On Monday, Carol Chicci and Brenda Mitchell weeded in the Rose Circle garden. Katarina Karjala fed and watered the irises and did some more weeding. Hope Gibbs worked in the fairy garden and Becky Lewis weeded cheat grass throughout the garden. On Thursday, we had a small and very wet crew. Carol and Vic Hudenko brought treats for us all and thinned ground cover in the North Inferno Strip. Ed Skiba worked on amending the vegetable beds and he should be planting there soon. Joe Harte trimmed some trees and finished setting up the rain barrels, which are now full. Crys Wells weeded in the House Back area while I weeded and thinned in the Half Circle Garden.

Crys took pictures of our Thursday crew.

Wednesday, May 13, 2015

Week of May 4

We had another good week in the Olivia White Hospice Garden. It was raining on Monday, but Carol and Vic Hudenko bravely showed up to help Becky Lewis with winter clean-up and weeding.

On Thursday, Carol Chicci finally finished pruning the roses and started on the grapes. Hope Gibbs starting bringing out the hardscape and the garden looks much livelier with all of our garden decorations in place. Joe Harte pruned shrubs and cleaned up the rain barrels. Ed Skiba brought in some lovely new garden soil and wonderful compost for the vegetable beds. We should get a good crop of veggies this year with all of those goodies for the soil. Judi Manoogian continued beautifying the rock garden area and Brenda Mitchell worked on ground cover. They are both trying to define plant space to give a more planned appearance to the garden. Many of our plants, while desirable, have taken over more than their allotted area. Crys Wells ordered the new standing vegetable bed and I starting working on the drip system.
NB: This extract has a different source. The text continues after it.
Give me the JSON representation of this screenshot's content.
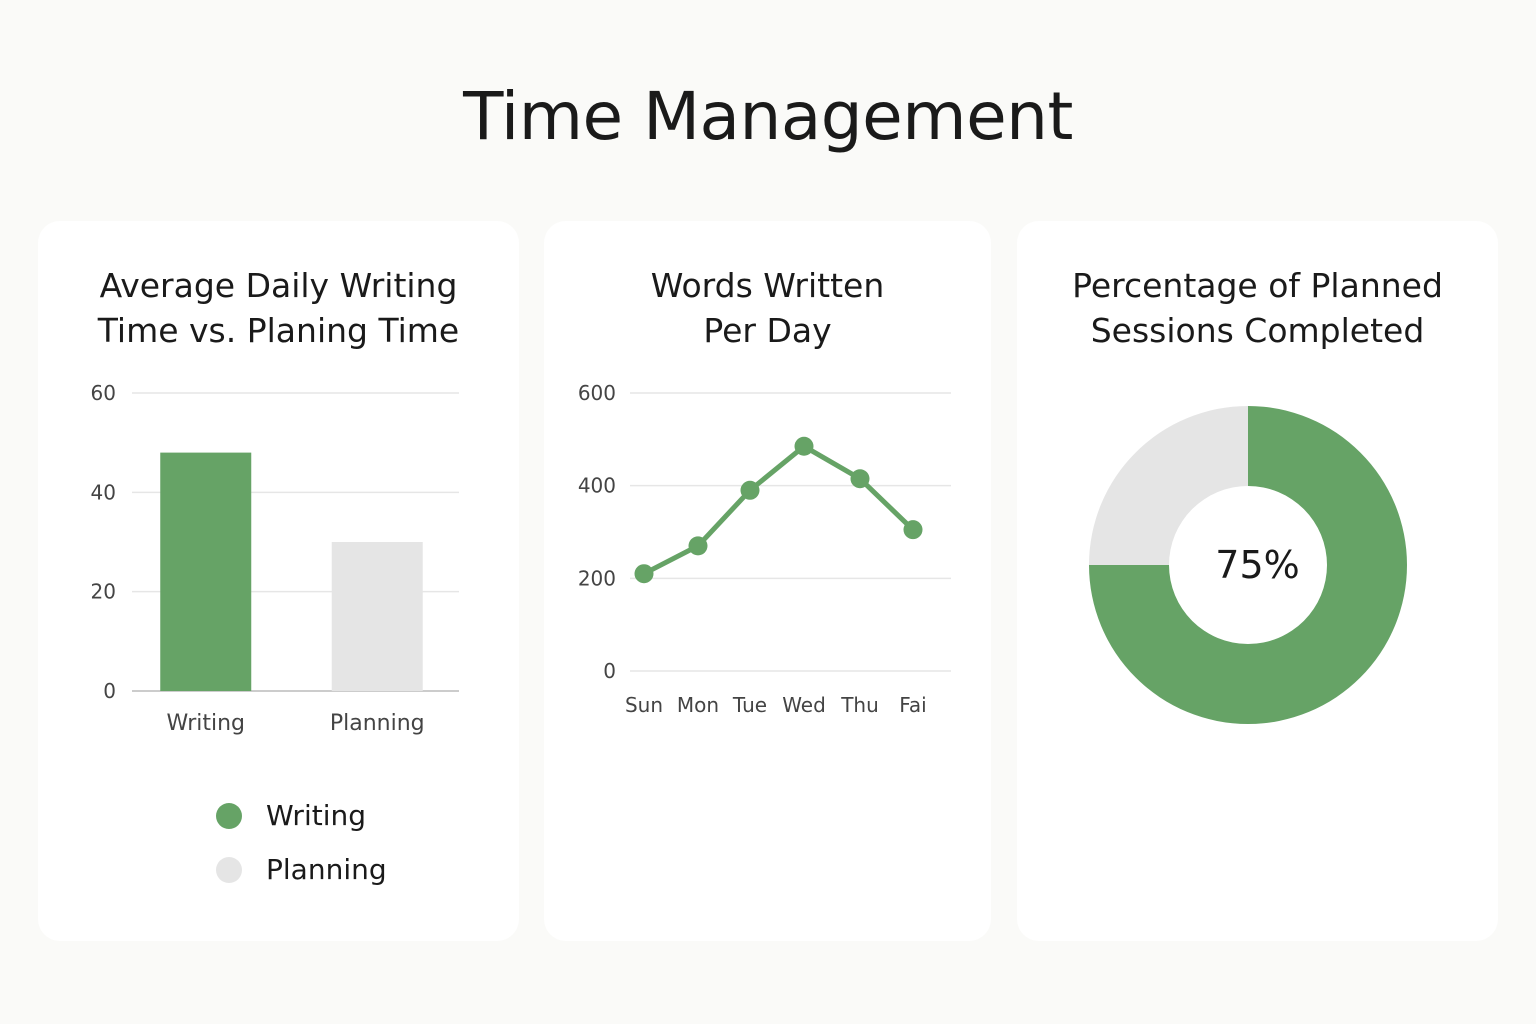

Here are some blooms from the garden. The choke cherry is usually beautiful in the spring, but this year it seems especially showy. Two weeks ago, we thought we'd lost all of our lilac blooms because most of the buds seemed to have been killed in a frost, but this week they are back. Crys and I tried to identify the orange flower. An internet search suggests that it is helianthemum, also known as sunrose. it is supposed to be a summer bloomer, but it certainly looks good now!